Not just the physical and mental aspect, Kamal's backhand improvement, on which he was working since 2011, has played a key role. "Now, the backhand is stronger than the forehand, so people are confused. Even I myself am confused, 'Should I go for a forehand or a backhand. Earlier, there was no doubt," Kamal quips.
Kamal is frank to admit that the change from celluloid to plastic balls has helped his backhand play. The plastic balls have fewer rotations and suit his backhand powerplay.
At 36, Kamal is getting better with age. At the start of the year, he won record-equalling eighth national titles, which set the tone. He then reached the Round of 16 of Qatar Open a platinum event, clinching his first top-10 win (beat Japan's Koki Niwa) en route and won those three medals while leading India to a historic Commonwealth Games.
He went rampant at the World Championships in Sweden in May with 10 wins and just three losses and amassed the most points by any player - 2220, propelling India to their best finish since 1987 (12th) - 13th. It was probably the best performance of his career so far. He then reached the Round of 16 of the Australian Open which gave him more confidence with his new rubbers. In 2018, Kamal has had a 67 percent win percentage on Pro Tours, with 24 wins from 36 matches.
"I am way better than what I was (in 2015). I can see that there is so much improvement in my game and my mental attitude, physical strength, everything. I feel I am a much stronger player than what I was in 2015," Kamal says.
The competition from the younger crop in the country has played a part in making him stronger. "They keep pushing the bar and I am on the top so I need to push it further ahead," the 36-year-old explains.
After a historic performance at the CWG, expectations will be high but the Asian Games are a different ball game. The competition is much stronger as India will be competing against the Asian giants like China, Japan, Korea, Hong Kong, and Chinese Taipei. And this is where all the lethal weapons in his armoury will have to fire in unison.
"He (Kamal) should use all his experience in combination with his high motivation and his eagerness to reach new heights. I know he has the confidence. The confidence he gained after the World Championships is very, very valuable for him. And he knows that he can beat anybody on a good day. The challenge for him is to keep the body fresh for the whole tournament and know when to relax and when to switch on. Mentally, he should be clear and enjoy," advises Mernsten.
The top Asian players rely on speed and power while Kamal has an added weapon in variations which will make him different.
After the CWG heroics, the expectations have gone high but it's nothing new for Kamal. "I have always had expectations. Whenever I come down to India, people say 'now Sharath will win' even though the other guys are still good enough and when I lose, it's like 'how can he lose?'"
"Every time we played for India, it was mandatory for me to win both men's singles matches, so I've had a lot of pressure in my career. I've fallen prey to that a few times and I have risen above it a few times. So, at this age now, with the experience I've got, I am able to handle it much better and take the pressure in a positive way more than the negative way. It's about making it more positive for yourself and standing there by example. Because when I stand there by example, everyone else does well," he adds.

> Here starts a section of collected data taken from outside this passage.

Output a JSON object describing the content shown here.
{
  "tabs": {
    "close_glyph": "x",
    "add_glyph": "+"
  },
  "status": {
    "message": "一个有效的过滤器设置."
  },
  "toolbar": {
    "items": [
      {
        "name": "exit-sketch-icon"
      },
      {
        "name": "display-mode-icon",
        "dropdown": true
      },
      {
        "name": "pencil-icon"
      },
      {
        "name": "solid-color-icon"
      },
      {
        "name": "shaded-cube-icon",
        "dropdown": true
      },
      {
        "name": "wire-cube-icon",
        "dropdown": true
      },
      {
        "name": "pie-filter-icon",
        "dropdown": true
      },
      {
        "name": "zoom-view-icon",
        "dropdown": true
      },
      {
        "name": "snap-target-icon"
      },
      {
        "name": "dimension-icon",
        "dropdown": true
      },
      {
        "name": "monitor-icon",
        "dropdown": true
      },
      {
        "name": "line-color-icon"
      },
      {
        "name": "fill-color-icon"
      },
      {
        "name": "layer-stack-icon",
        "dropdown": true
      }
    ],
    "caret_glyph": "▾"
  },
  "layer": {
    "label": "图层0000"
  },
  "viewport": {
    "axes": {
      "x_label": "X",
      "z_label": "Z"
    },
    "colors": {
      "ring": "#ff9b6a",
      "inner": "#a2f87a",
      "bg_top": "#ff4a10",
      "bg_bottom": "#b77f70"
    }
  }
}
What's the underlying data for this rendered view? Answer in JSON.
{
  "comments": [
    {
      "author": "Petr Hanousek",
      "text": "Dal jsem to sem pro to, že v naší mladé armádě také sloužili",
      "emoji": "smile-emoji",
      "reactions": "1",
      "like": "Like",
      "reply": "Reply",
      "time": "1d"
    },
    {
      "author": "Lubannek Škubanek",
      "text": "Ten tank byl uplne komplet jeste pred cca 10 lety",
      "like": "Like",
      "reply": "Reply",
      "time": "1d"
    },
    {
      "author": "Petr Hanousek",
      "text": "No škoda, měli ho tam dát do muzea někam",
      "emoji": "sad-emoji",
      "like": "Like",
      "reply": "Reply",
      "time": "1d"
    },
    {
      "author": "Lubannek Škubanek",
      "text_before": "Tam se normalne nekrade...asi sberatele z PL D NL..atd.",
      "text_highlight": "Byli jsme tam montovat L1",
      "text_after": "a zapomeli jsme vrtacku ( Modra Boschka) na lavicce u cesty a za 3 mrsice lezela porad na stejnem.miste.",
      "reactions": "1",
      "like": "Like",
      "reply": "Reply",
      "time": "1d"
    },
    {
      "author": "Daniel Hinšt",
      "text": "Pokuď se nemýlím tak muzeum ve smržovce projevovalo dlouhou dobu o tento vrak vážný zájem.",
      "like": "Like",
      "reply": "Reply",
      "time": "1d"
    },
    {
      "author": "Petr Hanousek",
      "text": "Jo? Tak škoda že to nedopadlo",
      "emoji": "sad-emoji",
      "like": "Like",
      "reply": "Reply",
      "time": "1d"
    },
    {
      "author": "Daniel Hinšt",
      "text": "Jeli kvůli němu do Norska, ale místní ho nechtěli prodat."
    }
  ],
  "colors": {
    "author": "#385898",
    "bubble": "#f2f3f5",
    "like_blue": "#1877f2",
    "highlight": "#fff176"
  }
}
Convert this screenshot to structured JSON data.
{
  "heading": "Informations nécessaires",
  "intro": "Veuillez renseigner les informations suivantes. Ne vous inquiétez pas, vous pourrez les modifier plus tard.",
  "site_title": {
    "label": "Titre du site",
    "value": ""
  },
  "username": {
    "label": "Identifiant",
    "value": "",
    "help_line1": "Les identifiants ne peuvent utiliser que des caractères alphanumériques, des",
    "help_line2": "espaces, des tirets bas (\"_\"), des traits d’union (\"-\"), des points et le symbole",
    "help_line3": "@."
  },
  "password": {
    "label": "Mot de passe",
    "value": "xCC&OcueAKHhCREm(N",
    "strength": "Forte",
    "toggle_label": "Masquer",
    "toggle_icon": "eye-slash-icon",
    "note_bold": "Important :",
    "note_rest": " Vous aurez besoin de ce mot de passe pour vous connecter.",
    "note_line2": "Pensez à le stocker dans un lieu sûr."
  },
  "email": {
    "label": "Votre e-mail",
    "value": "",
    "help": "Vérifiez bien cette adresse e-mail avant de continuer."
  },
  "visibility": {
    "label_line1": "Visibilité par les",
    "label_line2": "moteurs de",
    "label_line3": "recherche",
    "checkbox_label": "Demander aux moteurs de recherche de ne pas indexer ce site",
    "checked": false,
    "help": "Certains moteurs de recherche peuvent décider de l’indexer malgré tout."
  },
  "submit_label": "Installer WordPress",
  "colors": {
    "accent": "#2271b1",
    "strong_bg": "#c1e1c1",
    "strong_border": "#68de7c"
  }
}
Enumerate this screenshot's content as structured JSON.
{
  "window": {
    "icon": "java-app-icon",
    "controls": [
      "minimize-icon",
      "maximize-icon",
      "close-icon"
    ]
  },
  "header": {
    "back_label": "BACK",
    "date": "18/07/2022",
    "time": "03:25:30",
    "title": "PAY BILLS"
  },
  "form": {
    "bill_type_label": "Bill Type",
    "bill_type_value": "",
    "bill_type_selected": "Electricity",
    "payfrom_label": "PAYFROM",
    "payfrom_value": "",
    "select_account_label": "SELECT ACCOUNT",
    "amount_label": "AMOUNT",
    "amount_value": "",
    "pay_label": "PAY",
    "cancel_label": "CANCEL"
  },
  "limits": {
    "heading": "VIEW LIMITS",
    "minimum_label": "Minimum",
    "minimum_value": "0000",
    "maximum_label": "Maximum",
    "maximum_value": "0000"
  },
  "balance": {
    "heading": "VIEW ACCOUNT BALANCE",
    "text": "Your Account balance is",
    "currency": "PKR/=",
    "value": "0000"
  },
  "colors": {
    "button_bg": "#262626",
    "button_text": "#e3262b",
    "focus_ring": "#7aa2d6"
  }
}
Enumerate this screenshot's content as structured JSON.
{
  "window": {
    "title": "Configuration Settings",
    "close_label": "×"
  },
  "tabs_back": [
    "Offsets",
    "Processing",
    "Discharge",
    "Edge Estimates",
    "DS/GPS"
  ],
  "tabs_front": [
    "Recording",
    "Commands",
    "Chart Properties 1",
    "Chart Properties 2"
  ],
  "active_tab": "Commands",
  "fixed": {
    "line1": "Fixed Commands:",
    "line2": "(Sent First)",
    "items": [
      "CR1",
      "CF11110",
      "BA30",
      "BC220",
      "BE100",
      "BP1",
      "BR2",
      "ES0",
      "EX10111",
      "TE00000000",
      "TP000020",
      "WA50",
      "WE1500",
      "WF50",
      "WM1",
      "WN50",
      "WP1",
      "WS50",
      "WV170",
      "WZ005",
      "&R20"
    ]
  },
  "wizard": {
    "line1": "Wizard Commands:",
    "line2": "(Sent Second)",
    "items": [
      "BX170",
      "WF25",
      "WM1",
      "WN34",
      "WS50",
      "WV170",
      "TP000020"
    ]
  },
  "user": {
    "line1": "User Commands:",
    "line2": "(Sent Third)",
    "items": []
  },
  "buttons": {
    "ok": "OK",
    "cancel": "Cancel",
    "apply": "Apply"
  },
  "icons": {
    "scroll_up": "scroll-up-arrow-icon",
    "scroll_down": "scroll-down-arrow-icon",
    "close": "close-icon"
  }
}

An in-form Kamal could be the best possible thing to happen to India at the Asian Games. Their biggest chance is in the team event. Kamal's guidance, knowledge and motivation will be the crucial driving force for the team to fire collectively, just like at the CWG.
And in a year of many firsts for table tennis in the country, if Kamal can drive his young team to new heights, he will hit a new peak in his career and finally end India's wait for a maiden medal.
And possibly, Mernsten's wait for his cup of coffee.